Cronenberg's recurring images of people who grow extra sexual organs ("Rabid") or merge with machines ("Videodrome") or become monsters ("The Fly") or all of the above ("eXistenZ") are unashamedly metaphorical, even symbolic. All his work, no matter how squirm-inducing, seems shot through with a prevailing sadness at the fragility of human life and the ephemerality of love. He has described his themes as: "Disintegration, aging, death, separation, the meaning of life. All that stuff."

Cronenberg's new film, "Spider" (the screenplay is by Patrick McGrath, based on his own 1991 neo-Gothic novel), is more clearly concerned with those themes than most of his work. It isn't likely to drive anybody out of the theater -- although getting people out of the house to see a meticulous, minimalist study of madness and memory may be another story. "Spider" is a spare, stringent film, with only a few troubling flashes of nudity and violence. It has exactly one Cronenbergian special effect (maybe one and a half), which I'll try not to give away. That's not to say it won't make you highly uncomfortable in its own way. Like the other literary adaptations of the filmmaker's later career (besides "Crash," these include "M. Butterfly" and his controversial take on William S. Burroughs' "Naked Lunch"), "Spider" finds the inner Cronenberg within another writer's work.

Since his Hollywood breakthroughs with "The Dead Zone" in 1983 and, even more so, "The Fly" in 1986, Cronenberg has had the cachet to work with movie stars when he wants to. Some critics perceive him as a chilly intellectual who plugs actors into his moviemaking machine, but that's not what the actors themselves seem to think. In "Spider," Ralph Fiennes plays the title character, an adult man released from a mental institution into an East London halfway house who becomes increasingly haunted by memories of his troubled childhood in the same neighborhood.
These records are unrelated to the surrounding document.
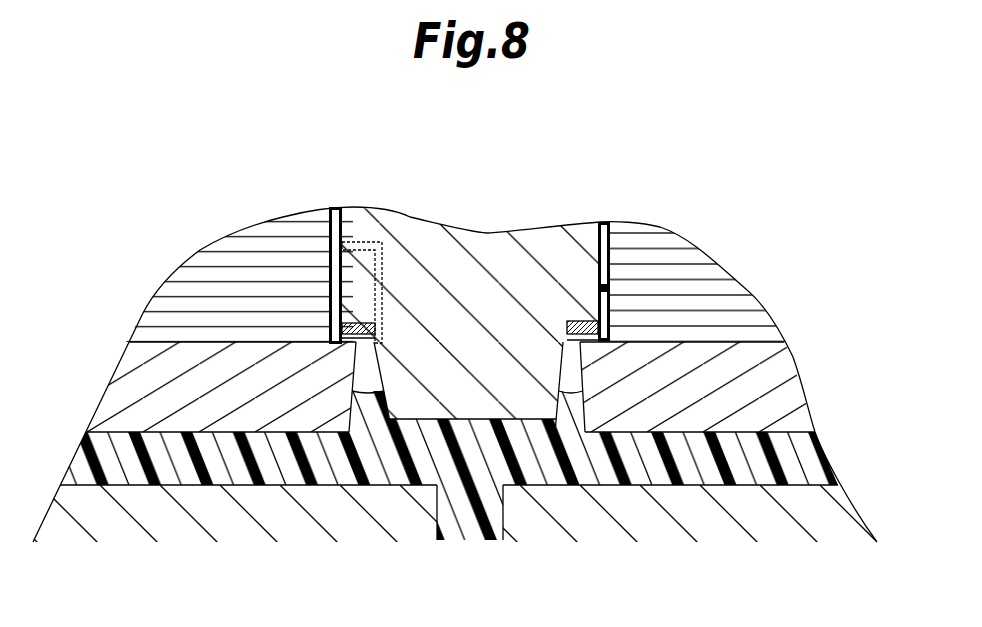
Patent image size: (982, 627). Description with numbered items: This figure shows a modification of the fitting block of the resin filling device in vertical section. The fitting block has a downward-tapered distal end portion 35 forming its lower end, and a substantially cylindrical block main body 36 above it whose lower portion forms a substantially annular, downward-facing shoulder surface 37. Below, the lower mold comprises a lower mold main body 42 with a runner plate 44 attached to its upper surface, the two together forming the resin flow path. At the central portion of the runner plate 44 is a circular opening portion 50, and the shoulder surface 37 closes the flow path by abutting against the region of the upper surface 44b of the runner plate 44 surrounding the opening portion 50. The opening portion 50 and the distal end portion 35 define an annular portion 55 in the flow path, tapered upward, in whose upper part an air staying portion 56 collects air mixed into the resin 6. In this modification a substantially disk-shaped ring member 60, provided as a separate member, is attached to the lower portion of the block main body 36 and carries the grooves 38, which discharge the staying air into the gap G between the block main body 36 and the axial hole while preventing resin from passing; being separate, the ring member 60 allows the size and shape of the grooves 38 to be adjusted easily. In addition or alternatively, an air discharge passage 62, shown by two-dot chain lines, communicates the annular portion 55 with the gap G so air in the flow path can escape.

The resin 6 is at (192, 480).
The distal end portion 35 is at (478, 410).
The block main body 36 is at (610, 260).
The shoulder surface 37 is at (352, 346).
The grooves 38 is at (588, 340).
The lower mold main body 42 is at (803, 497).
The runner plate 44 is at (777, 400).
The upper surface of the runner plate 44b is at (177, 343).
The opening portion 50 is at (590, 400).
The annular portion 55 is at (350, 422).
The air staying portion 56 is at (380, 338).
The ring member 60 is at (600, 324).
The air discharge passage 62 is at (329, 258).
The gap G is at (610, 288).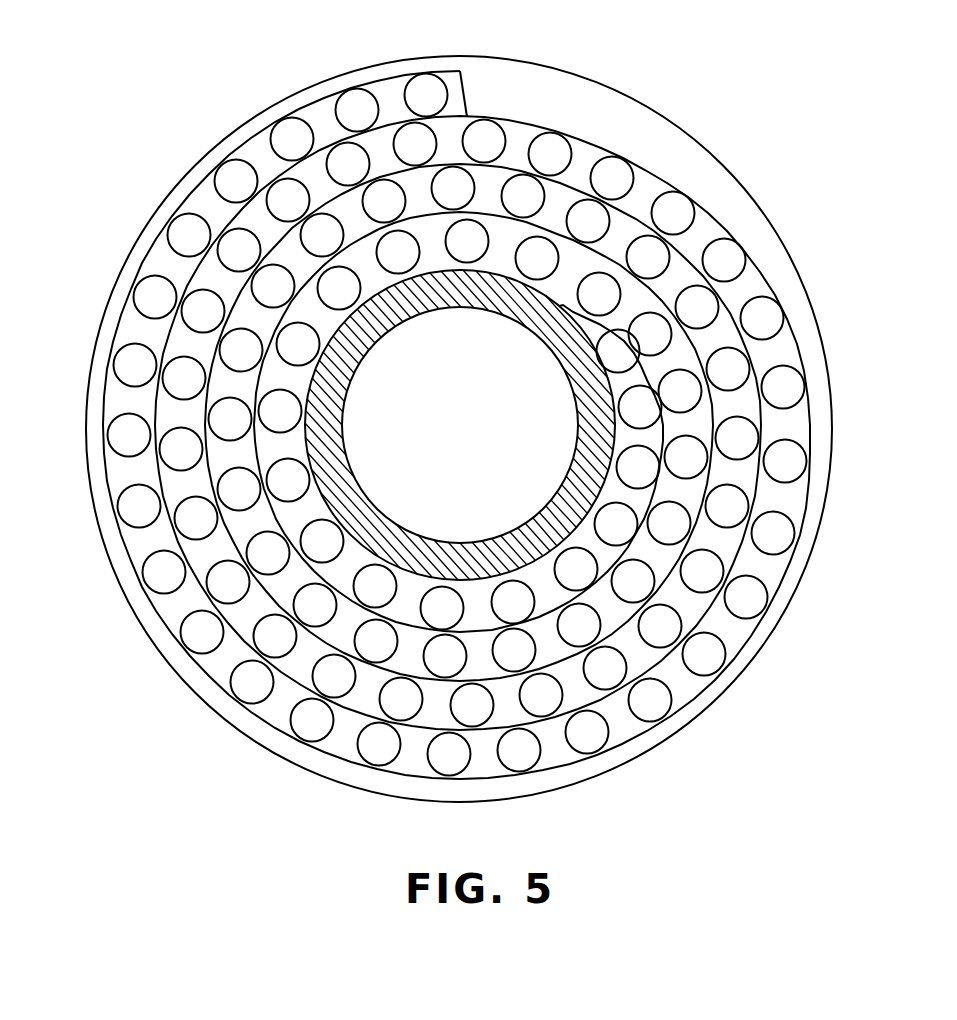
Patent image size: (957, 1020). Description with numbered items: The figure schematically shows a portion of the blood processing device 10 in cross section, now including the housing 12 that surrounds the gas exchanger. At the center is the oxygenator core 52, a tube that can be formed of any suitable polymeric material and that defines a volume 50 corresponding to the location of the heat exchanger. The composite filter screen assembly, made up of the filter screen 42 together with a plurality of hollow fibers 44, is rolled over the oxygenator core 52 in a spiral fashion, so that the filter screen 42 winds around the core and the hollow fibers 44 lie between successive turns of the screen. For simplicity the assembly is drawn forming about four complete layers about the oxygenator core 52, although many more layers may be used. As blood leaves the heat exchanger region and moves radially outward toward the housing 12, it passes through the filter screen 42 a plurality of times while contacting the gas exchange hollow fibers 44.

The device 10 is at (504, 432).
The housing 12 is at (785, 247).
The filter screen 42 is at (795, 348).
The hollow fibers 44 is at (783, 460).
The volume 50 is at (387, 482).
The oxygenator core 52 is at (547, 523).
In a brief conversation at Sony Pictures headquarters in New York, where I met Cronenberg for an interview, Fiennes spoke of the director with remarkable warmth. "He's very open, very easy to work with," Fiennes said. "I was very open with David, and he invites that. People say to me, 'What's he like? Is he weird and freaky like his movies?' Not at all. He's very focused and relaxed on set, very concentrated. I never knew him once to get mad, freak out, be anxious or seem troubled."
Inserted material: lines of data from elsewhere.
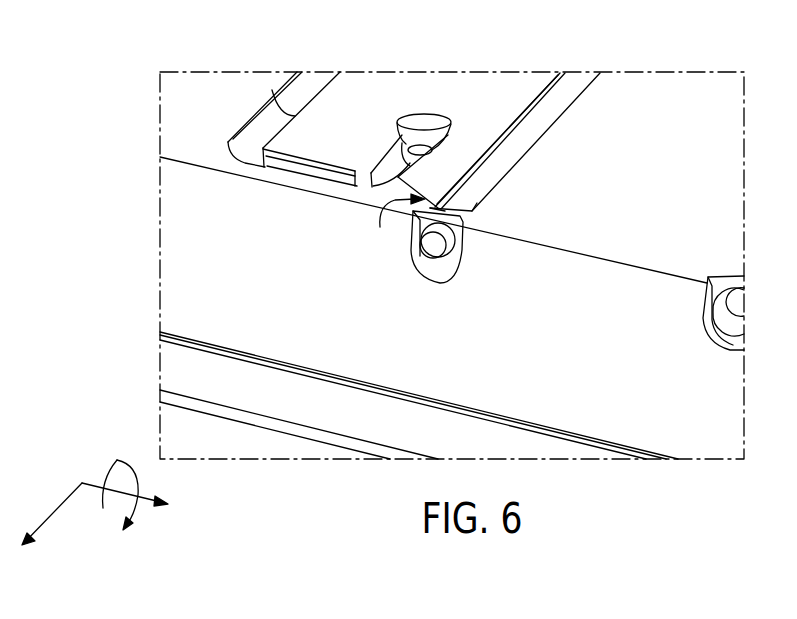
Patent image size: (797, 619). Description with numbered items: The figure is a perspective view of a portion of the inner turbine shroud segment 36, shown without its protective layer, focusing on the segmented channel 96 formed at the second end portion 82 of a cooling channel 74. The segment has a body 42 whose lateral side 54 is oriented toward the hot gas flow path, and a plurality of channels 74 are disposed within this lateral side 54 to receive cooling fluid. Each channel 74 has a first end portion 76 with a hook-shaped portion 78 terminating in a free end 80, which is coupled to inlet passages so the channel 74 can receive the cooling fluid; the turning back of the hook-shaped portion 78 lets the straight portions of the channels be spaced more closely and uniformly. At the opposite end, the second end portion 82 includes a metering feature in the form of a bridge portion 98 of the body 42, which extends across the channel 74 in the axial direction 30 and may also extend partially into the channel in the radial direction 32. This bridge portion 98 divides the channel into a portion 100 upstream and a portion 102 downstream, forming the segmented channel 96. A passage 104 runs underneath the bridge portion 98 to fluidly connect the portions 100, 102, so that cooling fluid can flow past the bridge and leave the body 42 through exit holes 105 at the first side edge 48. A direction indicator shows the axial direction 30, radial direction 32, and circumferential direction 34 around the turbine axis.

The axial direction 30 is at (145, 505).
The radial direction 32 is at (57, 510).
The circumferential direction 34 is at (117, 460).
The inner turbine shroud segment 36 is at (317, 333).
The body 42 is at (353, 342).
The first side edge 48 is at (275, 327).
The lateral side 54 is at (635, 92).
The channel 74 is at (278, 163).
The first end portion 76 is at (318, 182).
The hook-shaped portion 78 is at (347, 185).
The free end 80 is at (422, 130).
The second end portion 82 is at (473, 195).
The segmented channel 96 is at (397, 227).
The bridge portion 98 is at (437, 207).
The portion of the channel upstream of the bridge portion 100 is at (459, 193).
The portion of the channel downstream of the bridge portion 102 is at (443, 267).
The passage 104 is at (445, 228).
The exit holes 105 is at (428, 252).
Fiennes had actually signed on for the screen adaptation "Spider," under the aegis of producer Catherine Bailey, long before there was a director attached. When Cronenberg emerged, the star felt immediately that the fit was right. "I didn't know all of David's work," Fiennes says. "I knew 'Dead Ringers,' 'Crash' and 'The Fly.' But I thought his response to the austerity of 'Spider,' the psychology of it, seemed right. We both responded to this existential figure in the middle of this bleak urban landscape trying to work out who he is and what's haunted him.